Olhamos hoje para o Evangelho que introduz a próxima semana da Quaresma. Aprofundando a sua mensagem, procuramos perceber como ela ilumina e retrata as nossas vidas e como serve de inspiração para tantas palavras e obras de homens e mulheres que de algum modo se deixaram tocar pela vida de Jesus.

A Cegueira

1. A Palavra de Deus

Evangelho segundo São João Jo 9, 1.6-9.13-17.34-38 (forma breve)

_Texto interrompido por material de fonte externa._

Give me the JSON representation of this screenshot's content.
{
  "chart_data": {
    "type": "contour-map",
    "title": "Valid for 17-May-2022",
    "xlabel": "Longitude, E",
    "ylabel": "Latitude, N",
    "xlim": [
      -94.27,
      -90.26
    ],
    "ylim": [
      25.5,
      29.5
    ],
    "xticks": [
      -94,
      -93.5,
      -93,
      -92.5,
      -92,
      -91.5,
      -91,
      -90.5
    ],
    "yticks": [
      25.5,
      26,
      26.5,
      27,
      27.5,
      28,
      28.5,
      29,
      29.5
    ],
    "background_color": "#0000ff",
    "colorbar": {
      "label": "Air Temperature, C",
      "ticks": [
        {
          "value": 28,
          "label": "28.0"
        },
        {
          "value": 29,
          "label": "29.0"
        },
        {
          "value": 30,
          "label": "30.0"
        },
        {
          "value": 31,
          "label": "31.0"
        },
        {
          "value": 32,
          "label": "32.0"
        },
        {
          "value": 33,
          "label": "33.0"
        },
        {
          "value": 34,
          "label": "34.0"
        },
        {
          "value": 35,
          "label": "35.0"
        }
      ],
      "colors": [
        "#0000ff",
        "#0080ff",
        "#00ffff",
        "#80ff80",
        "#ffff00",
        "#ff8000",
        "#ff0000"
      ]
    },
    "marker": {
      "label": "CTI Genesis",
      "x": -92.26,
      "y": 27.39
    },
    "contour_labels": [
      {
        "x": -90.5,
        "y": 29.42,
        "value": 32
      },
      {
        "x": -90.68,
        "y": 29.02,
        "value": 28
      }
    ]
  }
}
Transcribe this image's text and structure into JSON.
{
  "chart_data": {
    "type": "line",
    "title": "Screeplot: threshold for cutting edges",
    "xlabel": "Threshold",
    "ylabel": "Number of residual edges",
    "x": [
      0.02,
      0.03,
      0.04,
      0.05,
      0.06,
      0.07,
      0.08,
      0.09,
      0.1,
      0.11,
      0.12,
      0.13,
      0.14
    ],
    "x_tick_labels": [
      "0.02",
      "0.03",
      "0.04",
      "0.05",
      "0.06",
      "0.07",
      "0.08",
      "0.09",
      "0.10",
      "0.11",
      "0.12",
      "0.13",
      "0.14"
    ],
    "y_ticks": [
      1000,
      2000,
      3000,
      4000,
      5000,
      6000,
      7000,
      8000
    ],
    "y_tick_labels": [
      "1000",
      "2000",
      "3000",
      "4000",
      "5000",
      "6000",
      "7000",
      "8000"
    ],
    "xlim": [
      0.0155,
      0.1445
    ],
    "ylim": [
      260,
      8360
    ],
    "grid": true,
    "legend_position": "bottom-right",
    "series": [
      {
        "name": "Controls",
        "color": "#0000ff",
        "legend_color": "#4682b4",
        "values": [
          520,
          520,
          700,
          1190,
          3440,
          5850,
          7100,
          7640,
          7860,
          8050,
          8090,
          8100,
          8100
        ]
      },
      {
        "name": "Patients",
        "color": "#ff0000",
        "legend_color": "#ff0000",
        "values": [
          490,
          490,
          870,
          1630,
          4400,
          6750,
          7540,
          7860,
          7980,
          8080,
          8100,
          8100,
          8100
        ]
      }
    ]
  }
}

Naquele tempo, Jesus encontrou no seu caminho um cego de nascença. Cuspiu em terra, fez com a saliva um pouco de lodo e ungiu os olhos do cego. Depois disse-lhe: «Vai lavar-te à piscina de Siloé»; Siloé quer dizer «Enviado». Ele foi, lavou-se e começou a ver. Entretanto, perguntavam os vizinhos e os que o viam a mendigar: «Não é este o que costumava estar sentado a pedir esmola?». Uns diziam: «É ele». Outros afirmavam: «Não é. É parecido com ele». Mas ele próprio dizia: «Sou eu». Levaram aos fariseus o que tinha sido cego. Era sábado esse dia em que Jesus fizera lodo e lhe tinha aberto os olhos. Por isso, os fariseus perguntaram ao homem como tinha recuperado a vista. Ele declarou-lhes: «Jesus pôs-me lodo nos olhos; depois fui lavar-me e agora vejo». Diziam alguns dos fariseus: «Esse homem não vem de Deus, porque não guarda o sábado». Outros observavam: «Como pode um pecador fazer tais milagres?». E havia desacordo entre eles. Perguntaram então novamente ao cego: «Tu que dizes d’Aquele que te deu a vista?». O homem respondeu: «É um profeta». Replicaram-lhe então eles: «Tu nasceste inteiramente em pecado e pretendes ensinar-nos?». E expulsaram-no. Jesus soube que o tinham expulsado e, encontrando-o, disse-lhe: «Tu acreditas no Filho do homem?». Ele respondeu-Lhe: «Quem é, Senhor, para que eu acredite n’Ele?». Disse-lhe Jesus: «Já O viste: é quem está a falar contigo». O homem prostrou-se diante de Jesus e exclamou: «Eu creio, Senhor».

2. O ambiente

Para além de Jesus, há neste Evangelho um outro protagonista: um cego. Os “cegos” faziam parte do grupo dos excluídos da sociedade palestina de então. As deficiências físicas eram consideradas – pela teologia oficial da época – como resultado do pecado. Entendia-se que Deus castigava de acordo com a gravidade da culpa e a cegueira era considerada o resultado de um pecado especialmente grave.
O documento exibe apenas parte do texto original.